Talked to aseigo on irc this morning and was asked to fix a bug with kns. Previously there were two methods in the KNS::Engine class, downloadDialogModal() and downloadDialog(), the latter's documentation saying it's asynchronous and uses signals to tell the app of activity in the non-modal dialog. Since plasma's dialogs are all non-modal so it can update, etc. it needs kns to show a non-modal dialog for it's purposes. Easy fix, right? just send a signal saying what entries were changed when the dialog closes. Problem is KNS::Engine isn't a QObject (I can't remember why, but will remedy that with the next BIC fix), so a bit of tom-foolery was needed. I added a new downloadDialog(QObject * reciever, const char * slot); method that will connect the private object's signal to your slot for you. It's ugly, but it works for now.
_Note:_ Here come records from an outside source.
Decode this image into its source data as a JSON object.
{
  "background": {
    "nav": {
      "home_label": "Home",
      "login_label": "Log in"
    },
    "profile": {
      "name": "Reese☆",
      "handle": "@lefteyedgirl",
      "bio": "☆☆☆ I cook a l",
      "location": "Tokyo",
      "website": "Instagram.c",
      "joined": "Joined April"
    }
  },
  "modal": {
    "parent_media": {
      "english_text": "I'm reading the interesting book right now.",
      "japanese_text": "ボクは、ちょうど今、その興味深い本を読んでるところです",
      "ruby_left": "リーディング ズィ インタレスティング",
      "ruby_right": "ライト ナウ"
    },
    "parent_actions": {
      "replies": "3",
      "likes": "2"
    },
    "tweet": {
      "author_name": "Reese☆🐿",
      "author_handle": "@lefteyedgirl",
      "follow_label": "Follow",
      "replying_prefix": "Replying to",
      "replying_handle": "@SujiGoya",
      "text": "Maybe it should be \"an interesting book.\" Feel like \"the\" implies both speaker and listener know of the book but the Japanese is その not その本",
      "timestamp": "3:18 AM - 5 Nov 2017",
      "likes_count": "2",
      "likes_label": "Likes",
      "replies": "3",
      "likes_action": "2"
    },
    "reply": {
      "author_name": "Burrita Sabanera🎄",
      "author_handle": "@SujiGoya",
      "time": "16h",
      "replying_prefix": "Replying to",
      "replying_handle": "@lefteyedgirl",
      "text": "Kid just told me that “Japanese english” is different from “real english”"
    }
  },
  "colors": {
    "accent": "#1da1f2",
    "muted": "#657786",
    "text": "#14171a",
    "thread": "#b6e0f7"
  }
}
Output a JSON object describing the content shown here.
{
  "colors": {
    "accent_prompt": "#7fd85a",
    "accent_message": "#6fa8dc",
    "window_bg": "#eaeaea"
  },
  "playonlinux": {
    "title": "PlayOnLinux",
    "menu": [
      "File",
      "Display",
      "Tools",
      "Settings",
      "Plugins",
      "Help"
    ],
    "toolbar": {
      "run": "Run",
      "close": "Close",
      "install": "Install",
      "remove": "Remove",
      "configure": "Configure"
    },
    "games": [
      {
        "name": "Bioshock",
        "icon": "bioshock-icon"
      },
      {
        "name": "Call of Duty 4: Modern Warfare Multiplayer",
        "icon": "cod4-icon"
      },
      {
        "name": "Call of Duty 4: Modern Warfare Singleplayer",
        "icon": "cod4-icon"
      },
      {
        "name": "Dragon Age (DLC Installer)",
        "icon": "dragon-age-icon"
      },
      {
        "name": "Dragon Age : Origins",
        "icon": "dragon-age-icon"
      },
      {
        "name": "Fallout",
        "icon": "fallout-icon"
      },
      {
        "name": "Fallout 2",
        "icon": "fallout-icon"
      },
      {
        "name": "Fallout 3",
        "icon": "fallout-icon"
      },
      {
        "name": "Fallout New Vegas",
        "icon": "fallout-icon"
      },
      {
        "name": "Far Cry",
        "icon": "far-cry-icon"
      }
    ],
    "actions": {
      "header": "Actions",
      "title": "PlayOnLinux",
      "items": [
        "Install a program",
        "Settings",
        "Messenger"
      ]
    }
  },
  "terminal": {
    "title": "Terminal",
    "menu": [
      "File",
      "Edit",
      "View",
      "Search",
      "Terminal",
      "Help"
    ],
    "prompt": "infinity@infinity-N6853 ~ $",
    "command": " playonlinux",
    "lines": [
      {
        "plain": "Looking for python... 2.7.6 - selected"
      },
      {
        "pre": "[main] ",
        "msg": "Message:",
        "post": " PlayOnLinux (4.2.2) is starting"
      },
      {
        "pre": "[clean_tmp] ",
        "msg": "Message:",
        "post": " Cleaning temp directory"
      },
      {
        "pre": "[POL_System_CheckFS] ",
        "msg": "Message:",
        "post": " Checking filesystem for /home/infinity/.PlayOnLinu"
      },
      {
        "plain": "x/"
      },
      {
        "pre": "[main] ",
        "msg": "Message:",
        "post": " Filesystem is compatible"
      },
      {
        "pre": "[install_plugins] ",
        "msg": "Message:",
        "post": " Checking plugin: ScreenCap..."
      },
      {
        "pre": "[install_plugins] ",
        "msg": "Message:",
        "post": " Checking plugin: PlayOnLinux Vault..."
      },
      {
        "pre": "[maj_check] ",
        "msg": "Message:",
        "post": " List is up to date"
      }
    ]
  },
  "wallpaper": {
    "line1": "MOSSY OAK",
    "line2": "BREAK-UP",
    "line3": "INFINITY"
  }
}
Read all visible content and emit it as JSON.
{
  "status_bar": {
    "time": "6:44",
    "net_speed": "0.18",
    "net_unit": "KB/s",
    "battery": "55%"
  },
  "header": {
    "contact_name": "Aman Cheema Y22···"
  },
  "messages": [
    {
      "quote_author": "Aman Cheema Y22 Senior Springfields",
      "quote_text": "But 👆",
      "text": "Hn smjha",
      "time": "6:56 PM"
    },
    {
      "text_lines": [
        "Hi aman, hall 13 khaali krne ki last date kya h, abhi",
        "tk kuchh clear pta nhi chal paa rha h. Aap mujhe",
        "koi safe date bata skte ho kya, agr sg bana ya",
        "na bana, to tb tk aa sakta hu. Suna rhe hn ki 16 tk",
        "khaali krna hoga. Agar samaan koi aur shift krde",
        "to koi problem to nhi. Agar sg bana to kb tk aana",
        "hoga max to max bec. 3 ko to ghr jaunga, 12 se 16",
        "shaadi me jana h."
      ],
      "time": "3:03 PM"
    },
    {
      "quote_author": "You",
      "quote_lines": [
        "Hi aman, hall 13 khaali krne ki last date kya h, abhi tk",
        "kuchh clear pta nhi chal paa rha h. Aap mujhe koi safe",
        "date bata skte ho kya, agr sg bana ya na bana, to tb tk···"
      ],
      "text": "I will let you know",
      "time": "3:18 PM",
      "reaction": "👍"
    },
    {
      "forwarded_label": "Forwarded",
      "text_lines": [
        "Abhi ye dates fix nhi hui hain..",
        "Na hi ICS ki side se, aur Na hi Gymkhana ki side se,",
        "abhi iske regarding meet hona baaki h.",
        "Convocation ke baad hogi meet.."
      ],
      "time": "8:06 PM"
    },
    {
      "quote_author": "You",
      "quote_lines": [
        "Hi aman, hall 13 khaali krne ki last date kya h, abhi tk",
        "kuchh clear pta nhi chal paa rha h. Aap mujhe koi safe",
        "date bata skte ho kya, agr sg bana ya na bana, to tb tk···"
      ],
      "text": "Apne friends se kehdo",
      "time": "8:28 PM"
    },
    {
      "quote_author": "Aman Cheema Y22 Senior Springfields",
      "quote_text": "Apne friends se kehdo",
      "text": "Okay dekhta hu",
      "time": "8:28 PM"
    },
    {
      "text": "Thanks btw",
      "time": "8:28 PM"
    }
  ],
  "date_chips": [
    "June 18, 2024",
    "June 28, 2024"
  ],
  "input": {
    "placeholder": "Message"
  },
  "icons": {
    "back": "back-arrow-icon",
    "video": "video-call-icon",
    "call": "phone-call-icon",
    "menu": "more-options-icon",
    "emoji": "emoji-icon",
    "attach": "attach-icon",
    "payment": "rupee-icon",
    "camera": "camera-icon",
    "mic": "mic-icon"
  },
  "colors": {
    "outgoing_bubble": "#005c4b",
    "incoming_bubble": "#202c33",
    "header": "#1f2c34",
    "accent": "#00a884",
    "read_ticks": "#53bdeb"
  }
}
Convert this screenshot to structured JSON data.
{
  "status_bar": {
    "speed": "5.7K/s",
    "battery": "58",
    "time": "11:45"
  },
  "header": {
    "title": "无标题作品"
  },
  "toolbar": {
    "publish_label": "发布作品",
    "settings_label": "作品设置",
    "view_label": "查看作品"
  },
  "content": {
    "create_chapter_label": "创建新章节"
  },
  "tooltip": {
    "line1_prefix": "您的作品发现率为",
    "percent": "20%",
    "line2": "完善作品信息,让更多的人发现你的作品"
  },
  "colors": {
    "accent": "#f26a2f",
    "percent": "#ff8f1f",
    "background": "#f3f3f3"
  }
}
So now apps can actually use the non-modal version of the method to get new stuff, yay!
On another note I've been investigating the state of kde-accessibility lately, and have learned a lot with the help of some folks from gnome-accessibility, and other places. It seems we are a bit behind the curve, but can probably catch up easily. A couple things are on our list:
1. kttsd has a redesign that phantomsdad designed before he left that should simplify things a great deal by using speech-dispatcher rather than plugins for each synthesizer. This also has the effect that speech-dispatcher will be doing all the synthesizing, and all the output to the speakers as well, and may make kttsmgr a gui component to control parts of speechd (or at least speechd as kttsd interacts with it).
2. some gnome? devs are working on a bridge between AT-SPI and dbus, once this is done, existing Qt accessibility functionality should be usable right after Qt's x11 implementation is using the dbus from that bridge (I'm a bit unclear on this, but it sounds like it will work).
3. At this point I believe the only step to make Qt/KDE apps usable with the orca screen reader will be to turn on accessibility in qt QT-ACCESSIBILITY=1, and add accessible names and descriptions to widgets in our apps (and maybe in our kde libraries also? i.e. default name/description for kpushbutton)
I believe these steps will go a great deal towards making kde a more accessible desktop solution. (which incidentally makes us an option for government workers, etc. who are required to have accessible software from what I gather).